A few months ago, I was looking for a book on playing the violin written by a famous violinist. Surprisingly, I realized that there weren’t really any. Maybe musicians don’t like to write as much as play, but I was lucky to find a century-old book online. “Violin Mastery” (1919), a collection of interviews with famous violinists, was a strange step into the mythical age of Ysaÿe, Kreisler and Heifetz. One hundred years later these masters give surprisingly fresh answers to the challenges of playing and art.
After playing for two years, I’m at the point where I can attempt a lot of music but fall short of realizing it exactly. You might think that the advice of these masters would be to play more and more scales, but this is curiously not the case. One of the elements of playing that all these famed musicians agree on is the importance of interpretation over technical ability and that a violinist should be a well-rounded individual. As Ysaÿe explained: “[the violinist] must be a violinist, a thinker, a poet, a human being, he must have known hope, love, passion and despair, he must have run the gamut of the emotions in order to express them all in his playing.”
I think this is more intuitive than it sounds. I had been living and growing with the music I love for years before I played any of it on the violin. Bach, Beethoven and Glass are saturated with the memories of my life. Now that I’m at a place to, again, attempt their works I feel that I can create something unique and that I have a deep personal investment in their music.

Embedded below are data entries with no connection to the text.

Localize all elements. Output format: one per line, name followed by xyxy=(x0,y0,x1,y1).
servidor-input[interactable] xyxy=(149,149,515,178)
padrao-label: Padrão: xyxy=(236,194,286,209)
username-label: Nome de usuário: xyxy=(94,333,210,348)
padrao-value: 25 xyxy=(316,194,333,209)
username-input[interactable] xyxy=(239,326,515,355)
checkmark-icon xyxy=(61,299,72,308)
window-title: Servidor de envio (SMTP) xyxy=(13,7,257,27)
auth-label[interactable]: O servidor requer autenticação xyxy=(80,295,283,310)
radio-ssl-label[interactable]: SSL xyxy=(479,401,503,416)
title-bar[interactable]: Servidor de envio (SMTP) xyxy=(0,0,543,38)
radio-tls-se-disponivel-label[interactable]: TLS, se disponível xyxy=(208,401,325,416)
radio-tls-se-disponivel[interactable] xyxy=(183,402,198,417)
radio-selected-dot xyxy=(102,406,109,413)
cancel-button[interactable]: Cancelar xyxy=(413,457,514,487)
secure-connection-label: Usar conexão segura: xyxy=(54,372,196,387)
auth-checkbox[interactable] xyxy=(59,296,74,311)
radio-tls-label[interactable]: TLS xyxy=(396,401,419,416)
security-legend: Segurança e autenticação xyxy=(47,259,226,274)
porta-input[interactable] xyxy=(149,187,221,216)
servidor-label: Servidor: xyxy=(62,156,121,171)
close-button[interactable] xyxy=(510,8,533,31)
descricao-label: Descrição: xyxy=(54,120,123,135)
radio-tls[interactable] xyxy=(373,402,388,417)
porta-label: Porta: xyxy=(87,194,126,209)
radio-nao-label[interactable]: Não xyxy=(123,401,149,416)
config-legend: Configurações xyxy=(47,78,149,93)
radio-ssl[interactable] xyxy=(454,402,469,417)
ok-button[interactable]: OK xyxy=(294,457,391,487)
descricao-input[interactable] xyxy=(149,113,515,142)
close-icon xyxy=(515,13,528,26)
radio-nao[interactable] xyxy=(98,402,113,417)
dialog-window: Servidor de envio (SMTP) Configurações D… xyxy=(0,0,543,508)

Other advice I’ve gleaned from the masters is not to be afraid to compose as a musician. Fritz Kreisler said that when he began to compose and arrange music he wanted “to create a repertory” for himself, which would reflect his own personal understanding of the instrument. As musicians first and foremost, these violinists created some exceptional works which pay homage to the violin tradition. Ysaÿe’s "Six Sonatas" (1923) are less popular than those of their model, Bach, but they are still challenging and fresh today. “L’Aurore” from Sonata No. 5 is strikingly minimal, quiet and full of open space, looking forward into the 21st century. I still have far to go in this respect, but my many recordings of fragments lie in wait. I’m excited by their model to keep working!
The final message from the 20th century I received was, of course, the importance of work and commitment. The music theorist, Percy Goetschius, explained to Samuel Gardner: “I do not congratulate you on having talent. That is a gift. But I do congratulate you on being able to work hard!” “Violin mastery” is really waking up each day ready to recommit yourself to the beauty and struggle of music. Some unknown day you might suddenly stumble upon success — when you’re able to play for the world what was locked away inside.